2. Marginale et silencieuse

Être vierge à 38 ans dans une société où l’âge moyen du premier rapport sexuel se situe à 17 ans, c’est être marginale. Notre monde est sexué : les pubs, les fringues, les blagues de comptoir, les chansons… Tout finit, à un moment ou à un autre, par descendre au niveau de la ceinture. La plupart des gens construisent leur avenir en fonction de leur vie amoureuse, intime et familiale. Moi je suis en dehors de tout ça. Pas ignorante, pas idiote, mais plus que célibataire, donc complètement en dehors de cette réalité.

Ma virginité se situe dans une marge silencieuse. Pas de « vierges anonymes » ou de « collectif des vierges furieuses ». Je fais peut-être partie d’une minorité, mais d’une minorité qui n’a pas de revendications, pas de structures, pas de porte-parole. Je ne connais pas mes semblables. Pour se rencontrer, il faudrait avouer. Ma situation ne se lit pas sur mon visage, elle ne se devine pas, elle ne se dévoile pas… Elle se dissimule. Rien ne m’encourage à assumer. La littérature ou le cinéma, qui produisent des tonnes sur le célibat, qui mettent en lumière les Bridget Jones ou les Desperate housewifes, ne s’emparent pas du sujet.
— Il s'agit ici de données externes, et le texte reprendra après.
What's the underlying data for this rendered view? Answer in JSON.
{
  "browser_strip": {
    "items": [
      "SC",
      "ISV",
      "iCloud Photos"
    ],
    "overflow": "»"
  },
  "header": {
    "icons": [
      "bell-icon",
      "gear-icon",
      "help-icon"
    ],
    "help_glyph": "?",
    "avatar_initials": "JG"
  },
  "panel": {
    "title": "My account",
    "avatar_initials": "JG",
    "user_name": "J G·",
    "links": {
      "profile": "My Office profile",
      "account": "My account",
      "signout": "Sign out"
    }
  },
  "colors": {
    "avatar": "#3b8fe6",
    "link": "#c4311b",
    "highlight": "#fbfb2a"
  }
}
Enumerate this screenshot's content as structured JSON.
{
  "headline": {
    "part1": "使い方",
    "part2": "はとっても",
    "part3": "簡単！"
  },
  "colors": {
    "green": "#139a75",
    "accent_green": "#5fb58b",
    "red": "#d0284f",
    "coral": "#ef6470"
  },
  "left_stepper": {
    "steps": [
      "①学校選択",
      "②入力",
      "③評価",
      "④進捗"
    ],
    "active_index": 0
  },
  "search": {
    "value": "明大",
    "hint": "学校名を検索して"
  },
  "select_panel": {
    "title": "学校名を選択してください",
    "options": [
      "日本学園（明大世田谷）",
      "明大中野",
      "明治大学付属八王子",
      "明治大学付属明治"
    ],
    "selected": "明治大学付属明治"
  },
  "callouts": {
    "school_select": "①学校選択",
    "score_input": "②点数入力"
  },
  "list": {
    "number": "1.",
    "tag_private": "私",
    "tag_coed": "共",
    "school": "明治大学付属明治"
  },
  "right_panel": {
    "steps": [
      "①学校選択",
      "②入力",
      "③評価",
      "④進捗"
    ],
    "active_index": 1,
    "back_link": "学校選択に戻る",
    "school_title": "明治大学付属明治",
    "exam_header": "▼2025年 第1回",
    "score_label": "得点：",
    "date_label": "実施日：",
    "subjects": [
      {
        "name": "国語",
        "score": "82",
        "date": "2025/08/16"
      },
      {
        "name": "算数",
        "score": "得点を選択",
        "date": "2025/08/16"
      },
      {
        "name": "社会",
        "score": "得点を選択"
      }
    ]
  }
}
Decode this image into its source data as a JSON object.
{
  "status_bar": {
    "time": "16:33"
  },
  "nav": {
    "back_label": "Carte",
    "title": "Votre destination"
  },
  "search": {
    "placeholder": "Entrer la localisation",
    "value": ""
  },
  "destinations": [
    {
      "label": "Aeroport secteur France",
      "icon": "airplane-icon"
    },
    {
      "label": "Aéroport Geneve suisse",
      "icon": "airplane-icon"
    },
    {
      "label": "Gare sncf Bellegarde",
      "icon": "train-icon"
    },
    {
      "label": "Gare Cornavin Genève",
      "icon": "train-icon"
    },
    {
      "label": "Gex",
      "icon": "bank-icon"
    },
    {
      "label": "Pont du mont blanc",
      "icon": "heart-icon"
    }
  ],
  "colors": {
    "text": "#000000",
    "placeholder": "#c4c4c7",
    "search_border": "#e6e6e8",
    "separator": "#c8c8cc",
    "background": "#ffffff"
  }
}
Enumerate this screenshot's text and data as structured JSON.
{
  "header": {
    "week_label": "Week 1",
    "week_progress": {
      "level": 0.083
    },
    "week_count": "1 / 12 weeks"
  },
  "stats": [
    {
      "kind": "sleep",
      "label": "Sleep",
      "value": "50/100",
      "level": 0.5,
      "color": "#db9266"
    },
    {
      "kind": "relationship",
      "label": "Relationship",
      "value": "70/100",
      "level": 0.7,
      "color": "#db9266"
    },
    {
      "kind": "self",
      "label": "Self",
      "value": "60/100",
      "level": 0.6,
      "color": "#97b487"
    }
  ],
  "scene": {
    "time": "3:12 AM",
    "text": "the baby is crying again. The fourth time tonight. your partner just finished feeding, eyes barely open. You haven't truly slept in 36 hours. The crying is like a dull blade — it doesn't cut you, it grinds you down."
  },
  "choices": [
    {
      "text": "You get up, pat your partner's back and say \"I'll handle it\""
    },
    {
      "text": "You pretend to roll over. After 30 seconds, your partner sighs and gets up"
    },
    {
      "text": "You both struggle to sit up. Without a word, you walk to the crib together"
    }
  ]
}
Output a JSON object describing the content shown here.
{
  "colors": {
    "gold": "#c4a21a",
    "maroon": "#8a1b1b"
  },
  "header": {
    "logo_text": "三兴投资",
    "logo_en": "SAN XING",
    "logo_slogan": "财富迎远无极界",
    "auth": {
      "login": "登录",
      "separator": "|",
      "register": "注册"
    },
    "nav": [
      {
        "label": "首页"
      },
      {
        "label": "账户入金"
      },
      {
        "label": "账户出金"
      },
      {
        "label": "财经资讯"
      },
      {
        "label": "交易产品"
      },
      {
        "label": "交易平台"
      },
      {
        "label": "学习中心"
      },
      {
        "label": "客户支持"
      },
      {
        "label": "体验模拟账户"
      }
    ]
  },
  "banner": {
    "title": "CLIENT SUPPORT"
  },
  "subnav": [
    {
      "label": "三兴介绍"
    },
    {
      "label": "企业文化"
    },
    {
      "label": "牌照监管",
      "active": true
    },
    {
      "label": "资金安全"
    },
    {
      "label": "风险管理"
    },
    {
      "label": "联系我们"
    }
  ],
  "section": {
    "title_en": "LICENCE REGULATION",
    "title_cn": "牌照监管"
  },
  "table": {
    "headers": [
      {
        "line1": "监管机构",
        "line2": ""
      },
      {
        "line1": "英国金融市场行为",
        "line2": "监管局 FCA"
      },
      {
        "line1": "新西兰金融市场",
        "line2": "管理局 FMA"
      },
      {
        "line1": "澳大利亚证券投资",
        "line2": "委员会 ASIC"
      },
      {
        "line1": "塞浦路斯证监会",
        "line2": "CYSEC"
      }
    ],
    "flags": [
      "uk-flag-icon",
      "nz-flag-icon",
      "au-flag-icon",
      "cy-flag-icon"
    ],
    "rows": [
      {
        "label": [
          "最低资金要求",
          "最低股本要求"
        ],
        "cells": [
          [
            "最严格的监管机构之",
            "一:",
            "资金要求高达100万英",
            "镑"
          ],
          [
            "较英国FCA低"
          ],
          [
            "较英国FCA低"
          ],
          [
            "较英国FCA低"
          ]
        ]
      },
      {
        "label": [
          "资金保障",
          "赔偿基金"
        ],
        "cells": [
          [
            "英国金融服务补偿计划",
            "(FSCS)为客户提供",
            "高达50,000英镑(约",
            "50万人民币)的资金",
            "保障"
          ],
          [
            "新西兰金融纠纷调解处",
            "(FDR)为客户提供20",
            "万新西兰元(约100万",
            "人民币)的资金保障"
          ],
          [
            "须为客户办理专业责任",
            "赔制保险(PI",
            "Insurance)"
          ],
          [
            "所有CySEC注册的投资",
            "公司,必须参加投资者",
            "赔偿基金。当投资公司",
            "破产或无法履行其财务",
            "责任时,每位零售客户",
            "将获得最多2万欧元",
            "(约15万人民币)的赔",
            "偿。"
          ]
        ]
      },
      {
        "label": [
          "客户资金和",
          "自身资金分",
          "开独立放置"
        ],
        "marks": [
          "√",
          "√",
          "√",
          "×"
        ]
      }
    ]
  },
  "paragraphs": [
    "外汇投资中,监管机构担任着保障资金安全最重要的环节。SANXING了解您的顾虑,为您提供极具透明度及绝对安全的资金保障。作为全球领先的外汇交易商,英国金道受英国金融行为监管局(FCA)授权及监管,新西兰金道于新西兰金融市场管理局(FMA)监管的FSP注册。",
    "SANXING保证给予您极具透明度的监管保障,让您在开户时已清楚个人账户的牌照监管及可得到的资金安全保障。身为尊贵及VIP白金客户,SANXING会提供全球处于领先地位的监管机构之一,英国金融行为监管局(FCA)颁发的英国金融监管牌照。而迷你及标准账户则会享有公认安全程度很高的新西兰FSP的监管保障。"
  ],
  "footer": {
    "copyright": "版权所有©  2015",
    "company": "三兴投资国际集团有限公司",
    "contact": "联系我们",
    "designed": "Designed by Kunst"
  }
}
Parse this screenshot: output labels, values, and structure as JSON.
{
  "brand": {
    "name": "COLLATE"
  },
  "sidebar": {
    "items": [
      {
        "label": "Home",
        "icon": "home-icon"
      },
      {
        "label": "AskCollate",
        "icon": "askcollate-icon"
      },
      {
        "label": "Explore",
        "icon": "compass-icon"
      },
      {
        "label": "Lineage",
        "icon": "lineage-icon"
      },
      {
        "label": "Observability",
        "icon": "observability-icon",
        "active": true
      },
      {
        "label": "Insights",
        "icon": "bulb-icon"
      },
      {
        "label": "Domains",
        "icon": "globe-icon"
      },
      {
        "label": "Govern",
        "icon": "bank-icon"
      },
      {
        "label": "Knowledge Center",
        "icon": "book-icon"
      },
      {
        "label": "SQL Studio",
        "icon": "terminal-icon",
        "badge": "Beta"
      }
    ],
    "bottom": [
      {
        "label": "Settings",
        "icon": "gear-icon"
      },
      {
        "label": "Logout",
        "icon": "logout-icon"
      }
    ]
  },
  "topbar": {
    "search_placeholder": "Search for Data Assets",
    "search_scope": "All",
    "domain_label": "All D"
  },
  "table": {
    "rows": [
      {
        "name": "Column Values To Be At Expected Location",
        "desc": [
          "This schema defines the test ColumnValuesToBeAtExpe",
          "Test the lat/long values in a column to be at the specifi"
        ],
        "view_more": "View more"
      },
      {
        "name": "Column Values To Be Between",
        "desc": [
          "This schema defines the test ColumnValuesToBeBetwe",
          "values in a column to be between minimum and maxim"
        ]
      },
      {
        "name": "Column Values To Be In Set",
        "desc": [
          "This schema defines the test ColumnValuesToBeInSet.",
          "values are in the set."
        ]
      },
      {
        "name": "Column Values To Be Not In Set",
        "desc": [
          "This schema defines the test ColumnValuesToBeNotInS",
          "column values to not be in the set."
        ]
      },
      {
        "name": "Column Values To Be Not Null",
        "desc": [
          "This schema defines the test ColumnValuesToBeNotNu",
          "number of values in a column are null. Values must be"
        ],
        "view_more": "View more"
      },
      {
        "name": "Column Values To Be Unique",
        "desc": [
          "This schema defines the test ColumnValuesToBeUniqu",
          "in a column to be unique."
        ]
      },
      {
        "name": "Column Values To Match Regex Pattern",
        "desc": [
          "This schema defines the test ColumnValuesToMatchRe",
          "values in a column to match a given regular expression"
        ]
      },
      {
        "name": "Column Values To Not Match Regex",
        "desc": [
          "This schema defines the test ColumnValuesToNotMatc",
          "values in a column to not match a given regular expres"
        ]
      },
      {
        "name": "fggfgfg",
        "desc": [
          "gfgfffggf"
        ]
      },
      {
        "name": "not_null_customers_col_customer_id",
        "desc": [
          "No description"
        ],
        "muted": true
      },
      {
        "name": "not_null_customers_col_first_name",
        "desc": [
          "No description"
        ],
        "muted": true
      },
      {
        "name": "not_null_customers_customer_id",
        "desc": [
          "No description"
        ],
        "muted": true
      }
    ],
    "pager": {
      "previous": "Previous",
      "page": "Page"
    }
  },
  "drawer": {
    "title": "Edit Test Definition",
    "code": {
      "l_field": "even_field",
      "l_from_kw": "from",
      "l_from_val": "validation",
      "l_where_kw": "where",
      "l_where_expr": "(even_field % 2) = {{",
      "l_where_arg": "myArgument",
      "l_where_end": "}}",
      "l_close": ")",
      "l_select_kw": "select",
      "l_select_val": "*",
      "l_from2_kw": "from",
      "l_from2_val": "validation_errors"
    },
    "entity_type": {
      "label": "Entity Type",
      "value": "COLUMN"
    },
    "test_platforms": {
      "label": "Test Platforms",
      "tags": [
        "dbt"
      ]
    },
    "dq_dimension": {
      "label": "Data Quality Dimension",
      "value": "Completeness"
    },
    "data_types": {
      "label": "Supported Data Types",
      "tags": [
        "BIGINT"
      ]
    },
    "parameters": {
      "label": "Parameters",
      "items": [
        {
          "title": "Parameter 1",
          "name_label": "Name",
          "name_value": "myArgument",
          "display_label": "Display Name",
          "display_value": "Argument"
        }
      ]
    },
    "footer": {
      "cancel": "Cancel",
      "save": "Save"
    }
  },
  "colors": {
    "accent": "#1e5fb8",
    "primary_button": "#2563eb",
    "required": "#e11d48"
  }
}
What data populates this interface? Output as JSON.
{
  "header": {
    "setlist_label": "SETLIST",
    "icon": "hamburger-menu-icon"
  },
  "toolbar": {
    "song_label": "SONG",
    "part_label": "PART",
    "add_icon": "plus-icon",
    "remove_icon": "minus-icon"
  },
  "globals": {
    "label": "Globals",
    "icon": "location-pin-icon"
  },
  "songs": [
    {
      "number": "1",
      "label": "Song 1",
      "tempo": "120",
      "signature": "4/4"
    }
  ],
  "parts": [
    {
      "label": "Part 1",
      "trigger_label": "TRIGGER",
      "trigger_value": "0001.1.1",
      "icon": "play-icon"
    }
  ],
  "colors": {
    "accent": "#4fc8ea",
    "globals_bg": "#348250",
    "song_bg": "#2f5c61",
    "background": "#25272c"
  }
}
Il n’y a pas de tarif réduit dans les expositions ni de déduction fiscale !

Le sexe, c’est moderne, libre, funky, naturel. Ne pas coucher, c’est être conservatrice ou, pire, « mal-baisée » ou « coincée ». Pensant cela pendant très longtemps, ou plutôt présumant que les autres allaient penser cela, je n’ai jamais pris le risque de me faire insulter ou cataloguer… Alors je n’ai jamais rien dit. Sauf à mes amies proches. Dans les discussions au bureau, au resto… je donne le change, je fais comme si. Je me dis que certains de mes collègues ou de mes potes qui me connaissent depuis longtemps ont peut-être deviné ma virginité. Mais moi, je ne l'ai jamais avouée en public.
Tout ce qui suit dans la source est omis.